Dans la deuxième partie de la nouvelle, c'est-à-dire après le mariage de Lucas, on
retrouve la même distribution des rôles. La vieille Nguanasse quitte la scène où elle est
remplacée par sa belle-fille, Maria, qui perpétue la tradition. Comme sa belle-mère, elle ne
parle jamais et le narrateur ne lui prêtera pas même sa voix, en rapportant ses propos comme
il le fait pour d'autres personnages secondaires ; il ne nous dévoilera pas non plus ses
sentiments. Elle n'est qu'un personnage qui passe fugacement sur la scène avant de disparaître
discrètement.
Elle est aussi une femme sans voix et, surtout, sans volonté propre : «Pouco depois, ela
teve 'barriga'. Assim o exigira o velho Macie» (p. 131). Elle n'existe que pour pérenniser la
structure familiale et la société traditionnelle, aussi est-elle réduite à remplir la fonction
somme toute animale de procréation.
Le personnage de la femme sans voix apparaît donc dans l'espace de la diégèse mais
n'intervient pas directement dans le récit. C'est un personnage passif, une sorte de présenceabsence particulièrement significative en ce qui concerne le rôle de la femme dans la société
mozambicaine, du moins dans la société traditionnelle.
3
La femme maltraitée
La première nouvelle met en scène une femme sauvagement battue par son mari,
auquel d'ailleurs l'auteur n'a pas donné de nom. Dans le récit, il est simplement «O homem da
Ngilina» (p. 84), désignation qui traduit la distance affective qui les sépare et, surtout, la
domination que le mâle exerce sur la femme par atavisme. Quelques comparaisons
suggestives traduisent l'état dégradant dans lequel son mari la maintient. Ce dernier la
considère en effet comme une esclave car il la fait travailler «todo o dia do xicuembo parece
burro de puxar nholo» (p. 83), et il la roue de coups en plus : «muinto purrada assim parece
mesmo boi de puxar charrua» (p. 83). Elle est en quelque sorte un simple outil de travail qui,
par exemple, «'stá pilar parece máquina de moer farinha» (p. 83).
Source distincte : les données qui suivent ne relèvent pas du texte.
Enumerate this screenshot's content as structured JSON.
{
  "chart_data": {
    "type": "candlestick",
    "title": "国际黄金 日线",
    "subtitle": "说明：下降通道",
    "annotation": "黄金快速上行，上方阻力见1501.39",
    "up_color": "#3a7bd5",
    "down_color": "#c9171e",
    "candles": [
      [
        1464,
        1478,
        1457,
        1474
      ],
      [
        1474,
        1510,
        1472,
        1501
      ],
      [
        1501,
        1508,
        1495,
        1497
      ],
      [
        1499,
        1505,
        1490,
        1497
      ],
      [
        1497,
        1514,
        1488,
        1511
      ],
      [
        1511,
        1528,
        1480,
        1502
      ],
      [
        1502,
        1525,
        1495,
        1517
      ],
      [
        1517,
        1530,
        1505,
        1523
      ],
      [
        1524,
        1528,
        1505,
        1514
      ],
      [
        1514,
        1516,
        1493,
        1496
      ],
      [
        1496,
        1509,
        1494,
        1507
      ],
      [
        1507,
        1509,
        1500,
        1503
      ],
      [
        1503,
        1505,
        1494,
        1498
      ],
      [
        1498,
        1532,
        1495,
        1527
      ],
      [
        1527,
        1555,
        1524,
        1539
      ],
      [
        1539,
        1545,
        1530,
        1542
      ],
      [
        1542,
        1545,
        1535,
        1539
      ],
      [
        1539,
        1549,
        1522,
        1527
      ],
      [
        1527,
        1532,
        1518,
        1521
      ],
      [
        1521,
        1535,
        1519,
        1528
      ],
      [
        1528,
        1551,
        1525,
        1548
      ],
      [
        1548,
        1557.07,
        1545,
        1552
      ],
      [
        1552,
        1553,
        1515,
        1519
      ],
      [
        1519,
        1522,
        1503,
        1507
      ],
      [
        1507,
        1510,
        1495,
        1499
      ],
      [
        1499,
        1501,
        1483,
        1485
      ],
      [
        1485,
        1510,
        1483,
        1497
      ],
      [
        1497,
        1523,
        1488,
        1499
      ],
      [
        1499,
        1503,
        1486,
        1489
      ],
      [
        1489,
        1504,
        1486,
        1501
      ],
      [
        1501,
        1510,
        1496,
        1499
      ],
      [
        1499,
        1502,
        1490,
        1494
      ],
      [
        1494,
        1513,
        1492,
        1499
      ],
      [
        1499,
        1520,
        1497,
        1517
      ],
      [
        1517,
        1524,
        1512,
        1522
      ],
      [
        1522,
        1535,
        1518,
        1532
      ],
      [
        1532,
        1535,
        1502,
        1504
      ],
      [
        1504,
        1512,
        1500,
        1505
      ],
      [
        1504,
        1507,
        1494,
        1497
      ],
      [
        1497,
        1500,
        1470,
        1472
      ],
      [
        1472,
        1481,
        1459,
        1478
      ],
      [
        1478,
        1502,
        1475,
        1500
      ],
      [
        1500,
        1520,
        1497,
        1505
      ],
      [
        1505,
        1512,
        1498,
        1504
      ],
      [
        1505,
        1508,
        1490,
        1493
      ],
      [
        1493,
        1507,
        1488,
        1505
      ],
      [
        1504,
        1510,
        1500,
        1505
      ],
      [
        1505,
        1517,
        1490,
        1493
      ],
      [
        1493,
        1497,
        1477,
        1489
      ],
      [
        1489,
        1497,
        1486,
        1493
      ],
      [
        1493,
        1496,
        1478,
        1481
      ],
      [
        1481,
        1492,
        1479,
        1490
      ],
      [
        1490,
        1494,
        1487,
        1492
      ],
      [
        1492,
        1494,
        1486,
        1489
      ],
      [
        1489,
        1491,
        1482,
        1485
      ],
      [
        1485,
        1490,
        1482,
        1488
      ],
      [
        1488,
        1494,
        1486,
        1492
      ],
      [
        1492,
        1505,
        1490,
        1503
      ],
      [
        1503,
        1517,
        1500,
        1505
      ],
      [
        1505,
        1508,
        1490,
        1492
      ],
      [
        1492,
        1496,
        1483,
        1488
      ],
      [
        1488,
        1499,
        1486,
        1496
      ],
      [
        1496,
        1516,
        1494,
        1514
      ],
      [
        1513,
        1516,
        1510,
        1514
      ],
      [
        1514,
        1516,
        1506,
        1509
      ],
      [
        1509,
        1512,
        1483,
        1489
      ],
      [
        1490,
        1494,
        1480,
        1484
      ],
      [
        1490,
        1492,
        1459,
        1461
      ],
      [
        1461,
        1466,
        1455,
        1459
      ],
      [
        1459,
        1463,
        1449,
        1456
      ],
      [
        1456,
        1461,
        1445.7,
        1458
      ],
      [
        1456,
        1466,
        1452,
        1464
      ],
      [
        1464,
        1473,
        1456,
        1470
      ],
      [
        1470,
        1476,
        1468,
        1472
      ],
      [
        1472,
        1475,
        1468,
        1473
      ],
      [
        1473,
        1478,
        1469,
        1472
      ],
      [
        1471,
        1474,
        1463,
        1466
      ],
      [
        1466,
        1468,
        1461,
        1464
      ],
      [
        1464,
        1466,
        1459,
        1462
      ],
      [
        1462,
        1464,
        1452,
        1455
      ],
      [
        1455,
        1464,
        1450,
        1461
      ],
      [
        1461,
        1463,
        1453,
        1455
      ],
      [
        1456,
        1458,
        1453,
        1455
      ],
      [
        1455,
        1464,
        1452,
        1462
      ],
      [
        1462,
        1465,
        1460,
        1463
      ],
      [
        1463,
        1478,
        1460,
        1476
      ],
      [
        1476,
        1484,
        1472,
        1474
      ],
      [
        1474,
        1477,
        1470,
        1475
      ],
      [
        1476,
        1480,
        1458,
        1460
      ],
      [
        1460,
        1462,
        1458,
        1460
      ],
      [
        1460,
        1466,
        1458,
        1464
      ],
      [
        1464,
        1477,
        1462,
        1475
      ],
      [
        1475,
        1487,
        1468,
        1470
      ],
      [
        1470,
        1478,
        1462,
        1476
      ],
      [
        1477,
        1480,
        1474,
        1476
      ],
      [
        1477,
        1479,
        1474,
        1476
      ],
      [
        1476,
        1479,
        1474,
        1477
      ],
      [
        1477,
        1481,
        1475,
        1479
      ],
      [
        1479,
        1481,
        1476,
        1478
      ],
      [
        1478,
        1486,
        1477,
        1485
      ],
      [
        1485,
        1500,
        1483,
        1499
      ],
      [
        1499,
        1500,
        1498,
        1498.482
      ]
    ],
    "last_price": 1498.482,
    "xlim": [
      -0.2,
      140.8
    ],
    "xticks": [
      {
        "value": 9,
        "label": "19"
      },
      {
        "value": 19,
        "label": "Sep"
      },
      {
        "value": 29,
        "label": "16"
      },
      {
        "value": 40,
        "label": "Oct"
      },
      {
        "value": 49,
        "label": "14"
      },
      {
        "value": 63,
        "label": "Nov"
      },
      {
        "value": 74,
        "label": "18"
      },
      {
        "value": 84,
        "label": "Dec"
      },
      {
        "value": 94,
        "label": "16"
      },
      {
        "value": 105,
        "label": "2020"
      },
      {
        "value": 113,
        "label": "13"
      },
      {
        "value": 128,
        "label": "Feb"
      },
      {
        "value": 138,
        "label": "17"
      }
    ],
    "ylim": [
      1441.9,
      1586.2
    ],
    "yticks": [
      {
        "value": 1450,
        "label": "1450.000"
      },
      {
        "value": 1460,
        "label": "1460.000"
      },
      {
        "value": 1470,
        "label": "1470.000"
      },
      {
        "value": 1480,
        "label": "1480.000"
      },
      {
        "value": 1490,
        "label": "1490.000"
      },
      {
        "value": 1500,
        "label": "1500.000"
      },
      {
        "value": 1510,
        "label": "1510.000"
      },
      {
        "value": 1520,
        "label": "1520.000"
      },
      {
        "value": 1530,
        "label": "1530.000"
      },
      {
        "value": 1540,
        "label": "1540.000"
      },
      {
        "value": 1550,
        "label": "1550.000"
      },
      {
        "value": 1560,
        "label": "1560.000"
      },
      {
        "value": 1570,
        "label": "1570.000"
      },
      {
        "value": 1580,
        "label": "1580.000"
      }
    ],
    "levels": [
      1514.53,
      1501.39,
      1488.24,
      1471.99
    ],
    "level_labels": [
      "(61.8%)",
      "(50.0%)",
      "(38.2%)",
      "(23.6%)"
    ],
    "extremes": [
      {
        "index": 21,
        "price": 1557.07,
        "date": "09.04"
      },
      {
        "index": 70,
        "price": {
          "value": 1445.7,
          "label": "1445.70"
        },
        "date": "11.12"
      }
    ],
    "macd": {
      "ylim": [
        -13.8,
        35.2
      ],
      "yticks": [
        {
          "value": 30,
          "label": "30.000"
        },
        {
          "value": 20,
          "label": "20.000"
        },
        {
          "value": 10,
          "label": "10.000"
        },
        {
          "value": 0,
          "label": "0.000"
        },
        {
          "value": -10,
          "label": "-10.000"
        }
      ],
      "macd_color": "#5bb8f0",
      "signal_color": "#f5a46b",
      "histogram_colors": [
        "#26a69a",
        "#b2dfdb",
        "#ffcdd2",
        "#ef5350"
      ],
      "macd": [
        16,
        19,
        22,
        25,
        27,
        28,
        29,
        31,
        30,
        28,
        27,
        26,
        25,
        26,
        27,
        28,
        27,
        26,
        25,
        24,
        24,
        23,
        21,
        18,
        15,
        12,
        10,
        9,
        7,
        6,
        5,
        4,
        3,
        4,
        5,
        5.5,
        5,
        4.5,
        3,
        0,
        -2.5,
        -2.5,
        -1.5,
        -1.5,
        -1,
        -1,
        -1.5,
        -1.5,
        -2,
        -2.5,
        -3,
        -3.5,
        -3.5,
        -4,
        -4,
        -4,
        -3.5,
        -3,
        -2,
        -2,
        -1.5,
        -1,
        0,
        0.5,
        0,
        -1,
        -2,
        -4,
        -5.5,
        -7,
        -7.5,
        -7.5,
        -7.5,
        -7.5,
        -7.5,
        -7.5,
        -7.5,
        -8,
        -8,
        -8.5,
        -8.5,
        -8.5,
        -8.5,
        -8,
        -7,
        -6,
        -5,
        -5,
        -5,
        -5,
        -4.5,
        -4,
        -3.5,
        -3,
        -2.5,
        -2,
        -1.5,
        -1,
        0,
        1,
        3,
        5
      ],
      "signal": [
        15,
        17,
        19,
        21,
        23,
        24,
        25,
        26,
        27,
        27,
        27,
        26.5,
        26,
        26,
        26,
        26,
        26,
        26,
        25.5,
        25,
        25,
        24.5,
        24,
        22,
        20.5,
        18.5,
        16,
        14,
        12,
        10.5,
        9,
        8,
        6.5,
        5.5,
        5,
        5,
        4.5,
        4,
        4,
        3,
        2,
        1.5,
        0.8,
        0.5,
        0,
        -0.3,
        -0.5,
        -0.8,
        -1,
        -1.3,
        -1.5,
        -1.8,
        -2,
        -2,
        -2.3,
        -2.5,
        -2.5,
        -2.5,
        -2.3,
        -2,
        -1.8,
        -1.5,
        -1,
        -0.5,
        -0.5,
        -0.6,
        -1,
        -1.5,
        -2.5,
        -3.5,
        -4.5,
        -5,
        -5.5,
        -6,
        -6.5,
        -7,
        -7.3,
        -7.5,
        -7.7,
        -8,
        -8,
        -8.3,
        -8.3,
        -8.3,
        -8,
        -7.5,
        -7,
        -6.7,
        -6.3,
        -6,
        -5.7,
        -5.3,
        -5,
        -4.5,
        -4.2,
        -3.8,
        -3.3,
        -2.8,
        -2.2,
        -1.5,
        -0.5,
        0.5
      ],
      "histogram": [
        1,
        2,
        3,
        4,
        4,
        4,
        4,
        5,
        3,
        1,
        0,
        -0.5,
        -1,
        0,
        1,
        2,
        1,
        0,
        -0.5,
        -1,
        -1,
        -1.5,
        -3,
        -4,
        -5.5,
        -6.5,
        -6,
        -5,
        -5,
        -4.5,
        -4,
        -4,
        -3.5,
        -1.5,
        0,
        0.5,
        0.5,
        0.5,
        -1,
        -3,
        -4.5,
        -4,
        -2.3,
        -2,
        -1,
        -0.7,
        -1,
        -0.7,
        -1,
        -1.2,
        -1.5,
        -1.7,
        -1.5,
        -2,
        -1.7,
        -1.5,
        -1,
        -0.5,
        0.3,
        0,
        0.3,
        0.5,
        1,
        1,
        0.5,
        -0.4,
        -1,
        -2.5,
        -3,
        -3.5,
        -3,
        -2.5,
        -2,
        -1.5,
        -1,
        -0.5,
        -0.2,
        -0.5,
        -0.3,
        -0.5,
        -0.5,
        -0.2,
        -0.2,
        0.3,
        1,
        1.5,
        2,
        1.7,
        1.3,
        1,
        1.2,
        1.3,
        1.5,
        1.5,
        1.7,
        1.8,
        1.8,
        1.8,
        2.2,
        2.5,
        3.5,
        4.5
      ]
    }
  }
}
Malgré tout, son mari l'insulte et lui inflige des sévices corporels, à telle enseigne
qu'elle n'a plus qu'une seule envie : mourir (p. 83). Cette domination par la violence est
d'autant plus humiliante que Ngilina doit se conduire servilement avec son époux, comme s'il
était un grand seigneur. Le soir, quand il rentre, tout doit être prêt et, après qu'il eut pris son
bain, elle doit «ir ajoelhar com respeito e dizer :
- Tatana, vai comer.» (p. 84). Bien sûr, sa journée n'est pas terminée.
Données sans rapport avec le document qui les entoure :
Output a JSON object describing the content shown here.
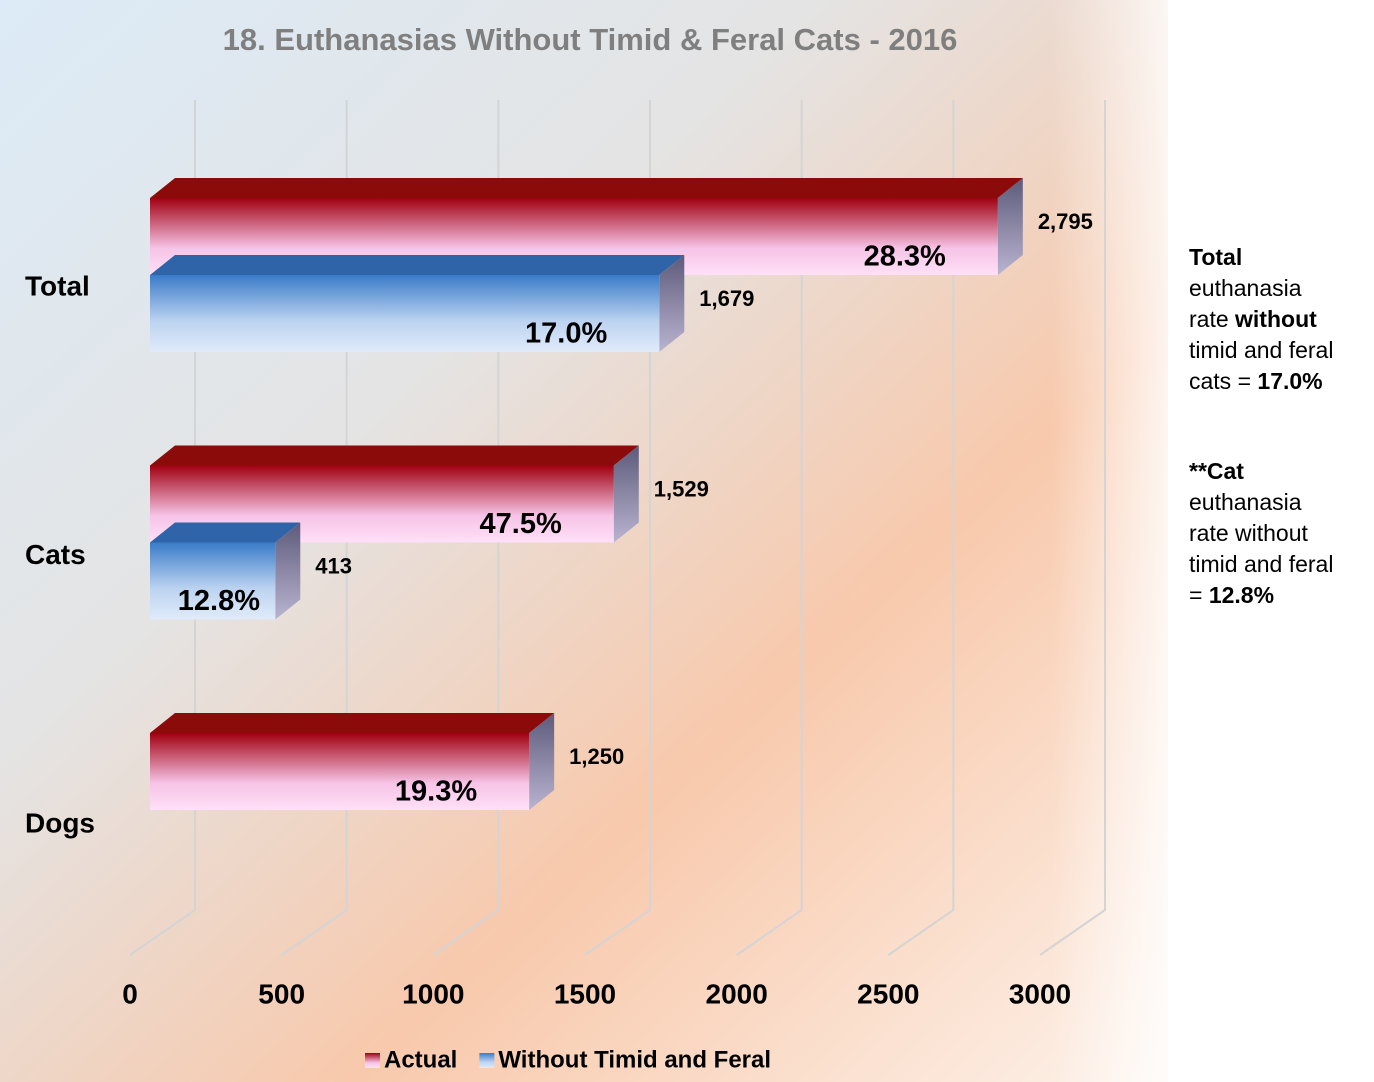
{
  "chart_data": {
    "type": "bar3d_horizontal",
    "title": "18. Euthanasias Without Timid & Feral Cats - 2016",
    "categories": [
      "Total",
      "Cats",
      "Dogs"
    ],
    "series": [
      {
        "name": "Actual",
        "color": "#8b0000",
        "values": [
          2795,
          1529,
          1250
        ],
        "value_labels": [
          "2,795",
          "1,529",
          "1,250"
        ],
        "percent_labels": [
          "28.3%",
          "47.5%",
          "19.3%"
        ]
      },
      {
        "name": "Without Timid and Feral",
        "color": "#3a7bc8",
        "values": [
          1679,
          413,
          null
        ],
        "value_labels": [
          "1,679",
          "413",
          null
        ],
        "percent_labels": [
          "17.0%",
          "12.8%",
          null
        ]
      }
    ],
    "xlim": [
      0,
      3000
    ],
    "xticks": [
      0,
      500,
      1000,
      1500,
      2000,
      2500,
      3000
    ],
    "grid": true,
    "legend": "bottom"
  },
  "notes": [
    {
      "lines": [
        [
          {
            "text": "Total",
            "bold": true
          }
        ],
        [
          {
            "text": "euthanasia",
            "bold": false
          }
        ],
        [
          {
            "text": "rate ",
            "bold": false
          },
          {
            "text": "without",
            "bold": true
          }
        ],
        [
          {
            "text": "timid and feral",
            "bold": false
          }
        ],
        [
          {
            "text": "cats = ",
            "bold": false
          },
          {
            "text": "17.0%",
            "bold": true
          }
        ]
      ]
    },
    {
      "lines": [
        [
          {
            "text": "**Cat",
            "bold": true
          }
        ],
        [
          {
            "text": "euthanasia",
            "bold": false
          }
        ],
        [
          {
            "text": "rate without",
            "bold": false
          }
        ],
        [
          {
            "text": "timid and feral",
            "bold": false
          }
        ],
        [
          {
            "text": "= ",
            "bold": false
          },
          {
            "text": "12.8%",
            "bold": true
          }
        ]
      ]
    }
  ]
}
Mais, qu'est-ce qui explique tant de brutalité? L'auteur, dans une analepse, nous fournit
des réponses d'ordre socioculturel. On apprend, en effet, que Ngilina a été victime d'une
pratique sociale très enracinée dans la société rurale, à savoir le lobolo. Ainsi, les pères ont le
droit de vendre les charmes juvéniles de leurs filles à des prétendants, jeunes ou âgés, qui leur
proposent des terres, du bétail ou de l'argent, entre autres choses4.
L'auteur met également en lumière un mécanisme psychosocial qui explique les
rapports que ces hommes entretiennent avec «l'objet» qu'ils acquièrent dans ces conditions :
cet achat leur donne un sentiment de toute-puissance, d'où cette domination parfois féroce
qu'ils exercent sur celles qu'ils ont achetées, eux et leur famille. C'est ce qui ressort des propos
de la belle-mère de Ngilina : «Evocava sempre o lobolo que o filho gastou.» (p. 85). Ce qui
pourrait être vécu comme un abus de pouvoir est par conséquent vécu comme un droit conféré
par un marché socialement admis.
Mais surtout, la violence dont souffre Ngilina s'explique par le fait qu'elle est stérile.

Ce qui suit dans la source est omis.